The American Littoral Society has been named one of the initial recipients of a New Jersey grant program designed to fund projects that use nature-based techniques to combat the effects of climate change.
As part of this program, the Littoral Society's project for restoring marshlands at the mouth of the Maurice River will receive funding through the new Natural Climate Solutions Grant Program. This innovative program, one of the first of its kind in the nation, is funding $24.3 million in projects to mitigate climate change by creating, restoring, and enhancing New Jersey’s green spaces and tree canopies in urban areas, as well as natural carbon sinks, such as salt marshes, seagrass beds, forests, and parks.
Grant recipients were congratulated by NJ Department of Environmental Protection Commissioner Shawn M. LaTourette during an event in Trenton on Wednesday, Jan. 18.
“We appreciate the confidence of the Commissioner and the Department in awarding us this grant to undertake this necessary work," said Tim Dillingham, Executive Director of the American Littoral Society. "New Jersey is Ground Zero for the impacts of climate change and harnessing the power of nature is the most effective response available to us. Our project takes place in one of the most vulnerable communities along the Delaware Bayshore and we thank the Murphy Administration for bringing attention and resources to partner with this community as it faces the impact of climate change."
The funding comes through New Jersey’s participation in the Regional Greenhouse Gas Initiative (RGGI), a multi-state, market-based program that establishes a regional cap on carbon dioxide emissions from fossil fuel power plants. The RGGI provides New Jersey with auction proceeds to invest in programs and projects designed to help meet its climate, clean energy, and equity goals. Natural resources that sequester carbon play a critical role in meeting the State’s 2050 goal of an 80% reduction in greenhouse gases below 2006 levels.
The Littoral Society has been a leader in developing nature-based approaches to responding to climate change along our coast. The Society's work integrates ecological restoration with enhanced resiliency for seaside communities.

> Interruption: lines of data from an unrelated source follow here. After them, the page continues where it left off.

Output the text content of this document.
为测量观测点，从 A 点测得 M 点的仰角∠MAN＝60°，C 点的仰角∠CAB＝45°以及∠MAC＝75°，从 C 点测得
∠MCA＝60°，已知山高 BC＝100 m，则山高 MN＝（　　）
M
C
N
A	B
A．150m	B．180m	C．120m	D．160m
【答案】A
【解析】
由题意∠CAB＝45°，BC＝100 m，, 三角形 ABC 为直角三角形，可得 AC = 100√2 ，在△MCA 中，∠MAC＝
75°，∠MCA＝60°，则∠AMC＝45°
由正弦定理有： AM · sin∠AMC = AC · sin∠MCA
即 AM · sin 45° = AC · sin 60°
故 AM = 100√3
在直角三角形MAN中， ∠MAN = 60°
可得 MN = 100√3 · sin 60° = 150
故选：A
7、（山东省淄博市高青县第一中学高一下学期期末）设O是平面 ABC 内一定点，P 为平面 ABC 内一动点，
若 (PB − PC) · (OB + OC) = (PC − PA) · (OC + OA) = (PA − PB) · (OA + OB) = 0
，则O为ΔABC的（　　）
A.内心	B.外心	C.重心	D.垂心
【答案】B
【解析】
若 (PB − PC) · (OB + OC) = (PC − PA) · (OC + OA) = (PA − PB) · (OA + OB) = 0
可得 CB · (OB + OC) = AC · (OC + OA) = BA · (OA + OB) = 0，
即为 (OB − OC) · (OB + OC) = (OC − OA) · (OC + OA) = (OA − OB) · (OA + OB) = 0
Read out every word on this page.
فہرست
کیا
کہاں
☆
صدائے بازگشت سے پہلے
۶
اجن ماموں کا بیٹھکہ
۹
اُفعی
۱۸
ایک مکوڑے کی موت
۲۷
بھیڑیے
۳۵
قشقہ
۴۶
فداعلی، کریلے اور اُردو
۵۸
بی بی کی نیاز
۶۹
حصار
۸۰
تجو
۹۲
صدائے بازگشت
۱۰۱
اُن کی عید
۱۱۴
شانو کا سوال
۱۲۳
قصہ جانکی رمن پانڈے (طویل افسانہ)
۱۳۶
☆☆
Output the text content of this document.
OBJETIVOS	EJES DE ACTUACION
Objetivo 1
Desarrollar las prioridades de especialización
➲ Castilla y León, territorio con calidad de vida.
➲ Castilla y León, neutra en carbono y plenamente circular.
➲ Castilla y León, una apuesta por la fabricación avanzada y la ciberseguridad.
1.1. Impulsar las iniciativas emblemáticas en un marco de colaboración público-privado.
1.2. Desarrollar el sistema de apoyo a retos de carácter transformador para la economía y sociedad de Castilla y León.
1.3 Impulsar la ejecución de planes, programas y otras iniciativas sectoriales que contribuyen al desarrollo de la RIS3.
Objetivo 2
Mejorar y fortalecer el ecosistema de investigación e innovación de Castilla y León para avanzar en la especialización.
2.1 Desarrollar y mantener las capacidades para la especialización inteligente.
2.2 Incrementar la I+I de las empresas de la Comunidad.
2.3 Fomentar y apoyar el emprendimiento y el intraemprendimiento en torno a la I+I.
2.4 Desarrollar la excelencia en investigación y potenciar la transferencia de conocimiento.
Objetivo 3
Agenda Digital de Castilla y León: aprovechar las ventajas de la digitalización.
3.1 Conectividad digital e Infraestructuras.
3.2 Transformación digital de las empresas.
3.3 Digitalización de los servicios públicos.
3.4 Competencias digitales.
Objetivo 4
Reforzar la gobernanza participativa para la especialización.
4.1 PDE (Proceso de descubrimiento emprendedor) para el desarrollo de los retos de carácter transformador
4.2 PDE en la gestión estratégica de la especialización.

The Delaware Bay is one of the most important coastal environments in the mid-Atlantic region and is the home to bay-related economies built around oysters, fishing, birdwatching, and ecotourism. Both its natural resources and its communities are becoming increasingly vulnerable to climate change and storms.
The towns, oyster fleet docks, and marshes surrounding the Maurice River are among the most vulnerable areas within the bay, largely due to the disappearance of wetlands at the estuary's mouth. Since 1985, the marshlands of Basket Flats - a peninsula of salt marsh that extends from the river mouth’s western shore - have lost over a quarter mile, exposing upstream areas - including the towns of Shellpile and Port Norris - to increased threats from storms and tides.
The first priority is the critically eroded Basket Flats, a peninsula of salt marsh that extends from the mouth’s western shore and protects the oyster docks at Bivalve and Matts Landing from the waves and currents of the open bay. Since 1985, Basket Flats has been winnowed by over a quarter mile, virtually eliminating an entire reach — or bend — in the river.
The erasure of Basket Flats has also caused an increase in the amount and frequency of wave energy hitting Northwest Reach, on the opposite shore, resulting in a half-mile-wide swath of shallow, open water where there were once healthy tidal wetlands.
"Tidal marshes are masters at taking carbon out of the atmosphere and storing it safely away in the ground," Dillingham said. "They also provide critical habitat and provide protection against extreme wave action and flooding, enhancing the resiliency of our coastal communities."
At the grant announcement event, which was held from 2 to 3 p.m. on Wednesday, Jan. 18 at Mill Hill Park in Trenton, Commissioner LaTourette was joined by Trenton Mayor Reed Gusciora, the NJ Department of Environmental Protection’s Office of Environmental Justice Director Kandyce Perry, New Jersey Conservation Foundation Co-Executive Director Jay Watson, and American Littoral Society Executive Director Tim Dillingham.